In my desire to teach people to pray I probably err on the side of trying to get them to pray like I do. Why should they, when they are different from me? I need to encourage them simply to pray, because God is One who hears prayer. I have a son in faith who starts every prayer with “Hallelujah.” For him, that is like a battering ram to break down barriers to prayer. I’m not sure I’ve ever done that! The point is to get our eyes off of ourselves and whether we are “worthy” to pray, but rather fix them on Jesus, knowing that, as it says in Revelation, “Worthy is the Lamb that was slain.” (Revelation 5:12) We don’t pray because we are worthy, but because He is. The better we understand that, the more God will be pleased to treat us as His representatives, just as He did with Abraham, for all of Abraham’s imperfections, and ours.

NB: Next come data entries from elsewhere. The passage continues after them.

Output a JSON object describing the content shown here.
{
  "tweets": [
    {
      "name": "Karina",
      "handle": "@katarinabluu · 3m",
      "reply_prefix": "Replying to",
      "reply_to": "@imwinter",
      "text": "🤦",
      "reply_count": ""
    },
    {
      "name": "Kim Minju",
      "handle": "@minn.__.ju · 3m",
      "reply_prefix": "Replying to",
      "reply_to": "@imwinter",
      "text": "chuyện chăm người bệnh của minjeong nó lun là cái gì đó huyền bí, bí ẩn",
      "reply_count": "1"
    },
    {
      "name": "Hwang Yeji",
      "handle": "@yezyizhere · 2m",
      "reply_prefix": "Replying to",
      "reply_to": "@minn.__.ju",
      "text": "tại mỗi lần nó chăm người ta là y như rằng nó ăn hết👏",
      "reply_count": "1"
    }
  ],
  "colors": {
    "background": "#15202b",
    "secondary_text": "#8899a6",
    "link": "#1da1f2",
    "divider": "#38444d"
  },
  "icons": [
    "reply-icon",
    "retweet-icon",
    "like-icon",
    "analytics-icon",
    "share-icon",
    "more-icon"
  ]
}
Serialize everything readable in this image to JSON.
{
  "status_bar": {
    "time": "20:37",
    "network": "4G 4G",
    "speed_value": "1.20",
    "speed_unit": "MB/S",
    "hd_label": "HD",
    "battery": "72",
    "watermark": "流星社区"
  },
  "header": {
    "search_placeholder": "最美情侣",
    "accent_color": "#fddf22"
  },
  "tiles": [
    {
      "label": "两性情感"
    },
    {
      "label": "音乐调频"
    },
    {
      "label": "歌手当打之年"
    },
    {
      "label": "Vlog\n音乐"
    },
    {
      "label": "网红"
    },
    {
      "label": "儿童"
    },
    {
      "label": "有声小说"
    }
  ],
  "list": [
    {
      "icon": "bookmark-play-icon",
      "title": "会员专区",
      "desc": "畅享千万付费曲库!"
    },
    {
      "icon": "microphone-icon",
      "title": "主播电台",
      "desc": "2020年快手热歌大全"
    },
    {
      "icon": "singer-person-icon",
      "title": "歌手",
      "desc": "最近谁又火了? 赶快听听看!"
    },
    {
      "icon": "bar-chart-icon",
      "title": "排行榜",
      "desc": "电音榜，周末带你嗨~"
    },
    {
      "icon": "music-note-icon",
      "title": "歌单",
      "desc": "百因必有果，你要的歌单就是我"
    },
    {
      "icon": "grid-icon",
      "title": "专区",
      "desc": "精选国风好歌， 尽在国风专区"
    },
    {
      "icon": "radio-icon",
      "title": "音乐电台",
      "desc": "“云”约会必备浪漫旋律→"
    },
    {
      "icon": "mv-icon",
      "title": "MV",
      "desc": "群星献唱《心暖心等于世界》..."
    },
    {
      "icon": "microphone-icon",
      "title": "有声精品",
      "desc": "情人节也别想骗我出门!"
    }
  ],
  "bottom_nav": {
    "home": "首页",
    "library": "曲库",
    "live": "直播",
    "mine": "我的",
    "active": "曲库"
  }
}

Father, thank You for having me consider this passage like this. I don’t think I’ve ever done so before, because it just seemed too weird. Help me be open to hear and receive everything You say to me, however off-the-wall it might seem at the time, so that I will grow more and more as Your agent, drawing others into genuine fellowship with You, for their salvation and Your glory. Thank You. Praise God!